Só gostava de saber o porquê de tudo isto. Porquê, pequeno? Porque é que me estás a fazer isto? Qual é a sensação? Onde estão a piada e o prazer? Foram tantas as dúvidas que ficaram… Volto a perguntar, desta vez por escrito: afinal de contas, “o que é que queres de mim”? E, por favor, não refutes os teus próprios pensamentos dizendo que me queres “do teu lado, contigo”. Se assim for, prefiro não saber, acho que não suportaria mais violinos desafinados e borboletas na fase de bicho-de-conta. És o ser mais contrariante à face da terra, sabias disso? Cá para mim, vens de Sedna ou de outro planeta ou sítio qualquer o qual ainda não se tenham lembrado de inventar. Mas também, não deve haver problema, tu deves saber donde vens. Afinal esses teus dialectos tão… ‘teus’ e as tuas atitudes imaturas de criança de quatro anos que não tem atenção e cria companhias (tu deves saber do que falo, os bons actores costumam saber interpretar estas deixas), de algum lado tinham de vir. Mas, se ainda ninguém inventou esse lugar estranho donde deves ter vindo, não faz mal. Consegues resolver isso com uma perna às costas ou não residisse a tua elasticidade de artista de circo nesse teu jeito para inventar personagens perfeitas, histórias encantadas, sentimentos duvidosos e futuros que contêm tanto de incerteza quanto de fantasia.

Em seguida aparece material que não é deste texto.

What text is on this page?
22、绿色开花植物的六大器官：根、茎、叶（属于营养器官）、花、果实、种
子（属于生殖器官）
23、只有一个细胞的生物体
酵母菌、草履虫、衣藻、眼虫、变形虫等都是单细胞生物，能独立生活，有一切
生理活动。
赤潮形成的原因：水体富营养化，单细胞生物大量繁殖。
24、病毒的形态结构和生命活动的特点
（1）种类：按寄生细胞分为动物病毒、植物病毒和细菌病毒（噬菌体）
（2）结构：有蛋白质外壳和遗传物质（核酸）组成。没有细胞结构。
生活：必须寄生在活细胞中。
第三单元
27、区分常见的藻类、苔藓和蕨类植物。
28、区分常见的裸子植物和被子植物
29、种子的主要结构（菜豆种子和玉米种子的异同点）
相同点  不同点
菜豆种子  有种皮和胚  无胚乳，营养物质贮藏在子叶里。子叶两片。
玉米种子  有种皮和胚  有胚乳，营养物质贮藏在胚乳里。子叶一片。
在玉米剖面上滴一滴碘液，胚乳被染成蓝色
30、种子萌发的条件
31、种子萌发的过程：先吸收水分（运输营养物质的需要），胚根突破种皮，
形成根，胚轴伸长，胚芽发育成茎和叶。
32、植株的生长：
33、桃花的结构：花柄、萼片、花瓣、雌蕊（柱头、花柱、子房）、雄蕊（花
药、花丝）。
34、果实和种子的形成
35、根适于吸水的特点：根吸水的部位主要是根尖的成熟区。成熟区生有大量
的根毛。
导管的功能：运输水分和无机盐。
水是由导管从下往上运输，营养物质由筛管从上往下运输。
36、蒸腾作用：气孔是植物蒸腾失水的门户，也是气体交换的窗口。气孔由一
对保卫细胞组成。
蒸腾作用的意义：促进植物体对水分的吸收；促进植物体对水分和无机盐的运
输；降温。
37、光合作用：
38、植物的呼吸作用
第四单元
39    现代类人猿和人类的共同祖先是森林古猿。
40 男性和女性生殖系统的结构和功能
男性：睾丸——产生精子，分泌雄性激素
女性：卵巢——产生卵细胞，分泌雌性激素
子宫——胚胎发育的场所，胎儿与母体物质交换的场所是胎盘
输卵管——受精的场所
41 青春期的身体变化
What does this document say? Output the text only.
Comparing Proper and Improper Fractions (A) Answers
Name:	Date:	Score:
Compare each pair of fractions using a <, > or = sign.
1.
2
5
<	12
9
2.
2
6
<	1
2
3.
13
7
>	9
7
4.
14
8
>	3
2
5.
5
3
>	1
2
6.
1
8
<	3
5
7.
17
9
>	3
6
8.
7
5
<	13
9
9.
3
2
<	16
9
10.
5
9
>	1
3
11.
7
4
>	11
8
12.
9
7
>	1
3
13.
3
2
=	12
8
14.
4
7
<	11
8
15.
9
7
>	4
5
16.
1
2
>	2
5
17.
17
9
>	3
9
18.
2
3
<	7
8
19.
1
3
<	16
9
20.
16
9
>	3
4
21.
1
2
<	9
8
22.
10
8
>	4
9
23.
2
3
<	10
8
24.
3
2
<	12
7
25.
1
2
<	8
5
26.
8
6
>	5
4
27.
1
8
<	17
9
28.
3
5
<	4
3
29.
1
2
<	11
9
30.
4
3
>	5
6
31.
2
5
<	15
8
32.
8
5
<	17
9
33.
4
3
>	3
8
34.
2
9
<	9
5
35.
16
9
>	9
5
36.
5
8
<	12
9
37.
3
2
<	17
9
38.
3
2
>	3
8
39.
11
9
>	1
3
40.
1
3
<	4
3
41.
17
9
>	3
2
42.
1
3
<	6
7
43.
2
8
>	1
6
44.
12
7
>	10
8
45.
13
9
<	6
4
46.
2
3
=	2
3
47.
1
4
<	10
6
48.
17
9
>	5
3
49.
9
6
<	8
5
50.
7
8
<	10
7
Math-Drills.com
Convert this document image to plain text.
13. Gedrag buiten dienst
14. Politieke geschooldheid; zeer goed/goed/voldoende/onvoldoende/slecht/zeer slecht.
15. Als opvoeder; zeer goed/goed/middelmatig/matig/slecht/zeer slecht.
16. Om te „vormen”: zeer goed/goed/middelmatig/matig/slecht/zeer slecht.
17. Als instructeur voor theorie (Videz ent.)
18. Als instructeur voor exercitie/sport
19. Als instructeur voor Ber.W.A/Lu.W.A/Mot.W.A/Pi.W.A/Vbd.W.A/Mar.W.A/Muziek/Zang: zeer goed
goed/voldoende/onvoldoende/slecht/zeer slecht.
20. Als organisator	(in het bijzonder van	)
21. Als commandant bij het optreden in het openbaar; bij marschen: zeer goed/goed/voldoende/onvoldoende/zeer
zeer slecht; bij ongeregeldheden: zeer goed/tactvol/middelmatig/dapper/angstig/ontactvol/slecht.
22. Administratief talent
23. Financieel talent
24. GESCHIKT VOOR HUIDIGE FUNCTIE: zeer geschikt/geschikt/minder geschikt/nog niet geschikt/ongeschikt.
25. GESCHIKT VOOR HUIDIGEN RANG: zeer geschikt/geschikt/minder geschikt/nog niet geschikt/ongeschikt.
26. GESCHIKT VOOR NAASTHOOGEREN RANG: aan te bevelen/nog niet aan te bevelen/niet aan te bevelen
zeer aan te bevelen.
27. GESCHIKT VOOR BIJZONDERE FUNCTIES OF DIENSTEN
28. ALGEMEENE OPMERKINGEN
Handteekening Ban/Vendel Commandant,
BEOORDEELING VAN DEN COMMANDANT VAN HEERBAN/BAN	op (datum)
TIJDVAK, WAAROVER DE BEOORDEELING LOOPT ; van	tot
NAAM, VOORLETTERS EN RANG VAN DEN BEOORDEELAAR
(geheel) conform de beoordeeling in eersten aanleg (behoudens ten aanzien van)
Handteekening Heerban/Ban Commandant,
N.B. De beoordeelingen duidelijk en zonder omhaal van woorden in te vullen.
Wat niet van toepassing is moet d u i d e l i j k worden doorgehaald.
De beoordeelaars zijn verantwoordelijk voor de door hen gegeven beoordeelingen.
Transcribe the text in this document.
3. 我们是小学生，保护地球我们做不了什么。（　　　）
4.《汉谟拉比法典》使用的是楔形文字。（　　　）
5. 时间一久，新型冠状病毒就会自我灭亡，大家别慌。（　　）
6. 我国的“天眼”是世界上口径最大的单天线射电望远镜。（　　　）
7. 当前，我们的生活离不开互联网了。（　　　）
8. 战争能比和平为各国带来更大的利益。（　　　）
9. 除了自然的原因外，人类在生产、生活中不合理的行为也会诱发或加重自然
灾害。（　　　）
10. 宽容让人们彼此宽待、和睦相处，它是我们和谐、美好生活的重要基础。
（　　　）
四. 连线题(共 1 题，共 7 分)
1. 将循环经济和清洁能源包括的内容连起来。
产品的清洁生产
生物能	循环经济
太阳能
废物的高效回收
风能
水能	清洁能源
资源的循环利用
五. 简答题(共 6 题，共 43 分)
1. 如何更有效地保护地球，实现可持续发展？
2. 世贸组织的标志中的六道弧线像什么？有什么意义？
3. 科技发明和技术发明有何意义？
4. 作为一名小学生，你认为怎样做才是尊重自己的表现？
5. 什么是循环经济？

Realmente, inventar é mesmo contigo, não é?
[02.48am]
9 comentários:
o texto está fenomenal! as metáforas deixaram-me a colar o queixo, quel!
PARABÉNS!
Adorei este texto. Completamente.
Foi um 'logo se vê', para cada um ter o final que mais agradar.
Adorei o texto, Qel. Só não gosto é do tema/conteúdo em si. É triste quando isto acontece.
Beijinho ;)
a maneira como escreves é fantástica. quanto a este texto, já realmente fenomenal. adorei *.*
um beijinho *
pergunto-me a mim mesma se sabes que vai ler isto?
espero bem que leia e se arme em cavaleiro andante e resolva tudo de uma vez por todas vindo cá e dando-te um big beijo (é só ma sugestão, se ler isto ;p)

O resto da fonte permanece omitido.